AUSTIN, Texas — Seton Healthcare Family has received authorization from its parent company, Ascension Health, to construct a new teaching hospital to replace University Medical Center Brackenridge.
The facility will be owned and operated by Seton and will become the primary training facility for the Dell Medical School at The University of Texas at Austin. Construction of the new hospital is expected to begin in 2014, with completion slated for 2017. HKS, Inc. was selected to be the lead architect for the project.
Seton will invest $245 million toward construction and spearhead efforts to raise another $50 million via philanthropy. Seton used a similar approach to fund the construction of Dell Children’s Medical Center of Central Texas.
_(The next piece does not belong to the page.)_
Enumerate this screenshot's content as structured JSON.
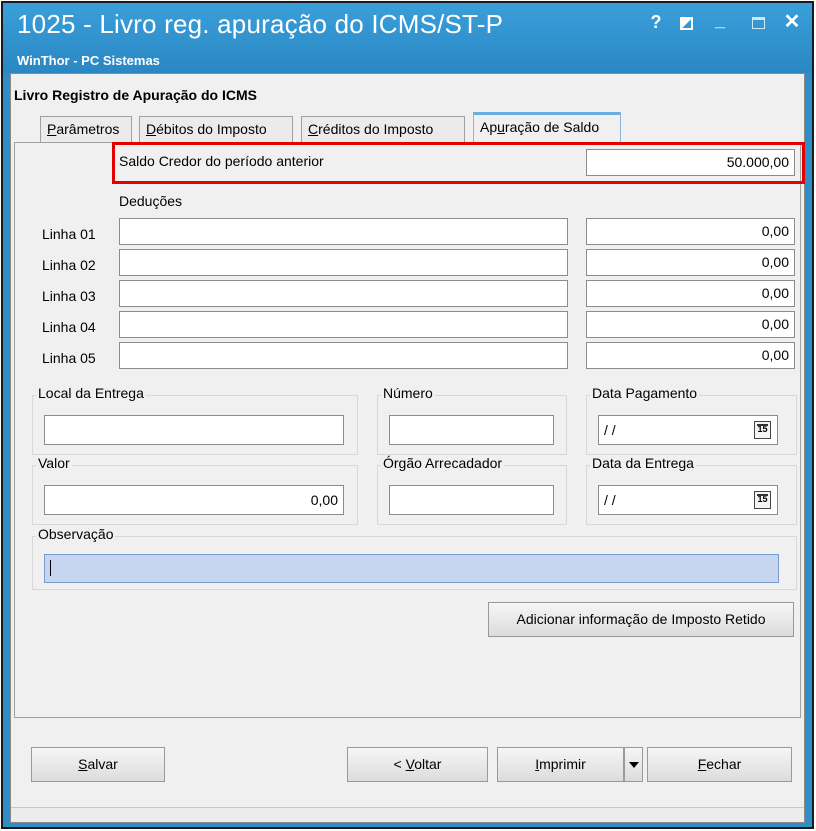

The teaching hospital will be an integral part of the Community Care Collaborative, an agreement between Seton and Central Health that will fundamentally change the delivery of healthcare services in Central Texas.
“The new teaching hospital represents an important part of our community’s safety net, but up until now UMC Brackenridge has been the principle safety net option for the poor and vulnerable,” said Greg Hartman, Seton president of Academic Medicine, Research and External Affairs. “But that’s about to change. Along with Central Health, UT Austin and the UT System, we will create an entire safety net system.
“The center of the system will be the new teaching hospital, but we won’t have to rely on a single location. Demographics are constantly changing. Poor and vulnerable residents live throughout Central Texas, a shift since the era in which Brackenridge was built and expanded. The Community Care Collaborative safety net will ultimately include all Seton facilities so we can better serve the entire region,” Hartman said.
Despite projections of continued population growth, the new teaching hospital will be roughly the same size as the current UMC Brackenridge.
“We feel confident that our transformed system will guide patients and families to the appropriate care, reducing unnecessary admissions to a hospital and trips to the emergency department,” Hartman said.